There is a definite demand for pumps manufacturers and suppliers who have holistic knowledge of pump systems and can select all the appropriate components for the pump. A pump system will not function correctly if an employee does not understand how all the controls and processes work, if the controls are insufficient and the application of the pump system is incorrect; this is one of the biggest problems in the pumping industry, he says.
“Consequently, we are now redeveloping our whole training course, with each sector providing a portion of the pump system training,” he points out. The training course is expected to be completed, and implemented, by the end of this year.
Sapsda aims to train employees to evaluate the entire pumping system holistically, from the electric motor to the pump, to produce a more reliable pumping system that will function to its full potential, claims Thys Wehmeyer.

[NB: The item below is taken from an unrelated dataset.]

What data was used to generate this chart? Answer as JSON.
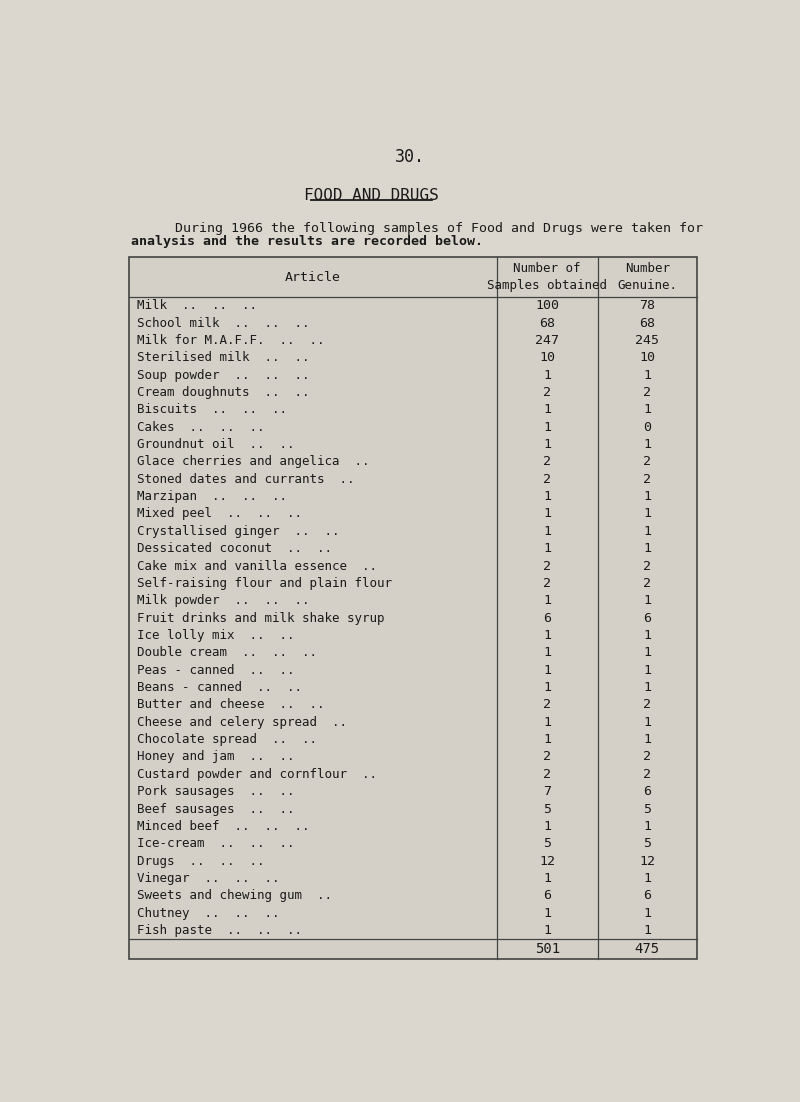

He also acknowledges that many of the skills required by manufacturers have been lost as a result of manufacturers scaling back or shutting down operations, owing to the impact of cheaper imports.
Once the training course is finalised and training starts, Sapsda aims to bring all the different manufacturers together to create a cluster for local manufacturing. “Once the manufacturers form a cluster, the product can be designated,” Thys Wehmeyer points out.

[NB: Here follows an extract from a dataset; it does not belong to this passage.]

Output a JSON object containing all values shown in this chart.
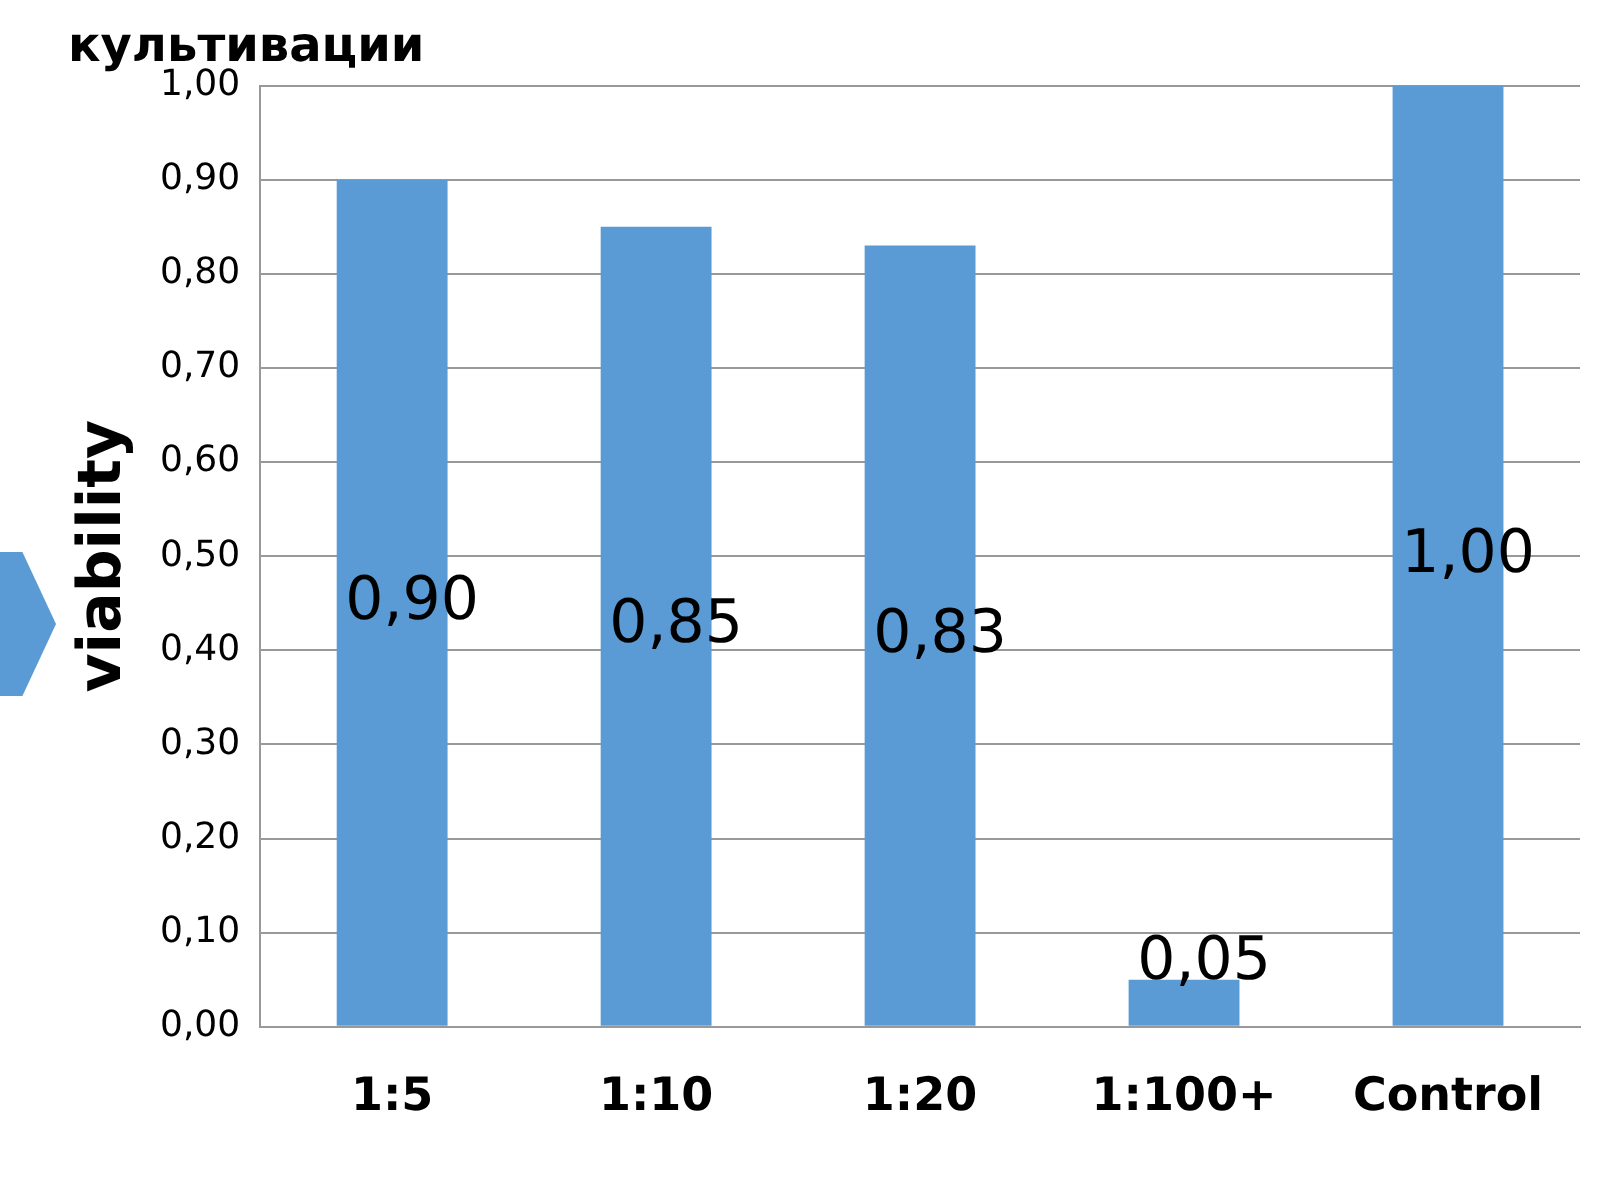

The Department of Trade and Industry, for example, “designates specific industries, where tenders should prescribe that only locally manufactured goods with a prescribed minimum threshold for local production will be considered”.
This means that State-owned enterprises (SOEs) and municipalities are required to buy locally manufactured goods for projects to encourage job creation and stimulate the industry. A designation will entail a set period, such as five years, during which the SOEs and municipalities are required to buy the product.
Sapsda believes that this will provide the manufacturers with a short-term advantage over imports, and, consequently, capital to increase manufacturing capacity and improve skills development. The designation will highlight the manufacturing capabilities and capacity of South African foundries and manufacturers.
Meanwhile, several foundries in South Africa are struggling to maintain manufacturing volumes, as many pump manufacturers are importing components rather than acquiring locally manufactured castings, Thys Wehmeyer points out.
“Most important for the success of the pumping industry is the success of the foundries . . . if they go belly up, so will pumps manufacturing. . . ”
He emphasises, therefore, that it is critical that foundries are competitive, otherwise the local pumps industry cannot be competitive internationally. Designation will once again play a pivotal role in maintaining production levels in local foundries.
Sapsda currently has 28 members, and an ongoing initiative is the aim to increase membership by attracting companies in other Southern African Development Community countries. There are currently five association directors, which Sapsda aims to increase to nine. By having nine directors, Sapsda will have greater representation of the associated industries and nine members will ensure a quorum at meetings.
“We did not do a big membership drive until we had all our paperwork together and were registered properly,” illustrates Thys Wehmeyer.
Sapsda organised a golf day earlier this month to raise money for the association and drive membership. The next membership drive will occur at the Electra Mining Exhibition, where Sapsda will distribute information about the association.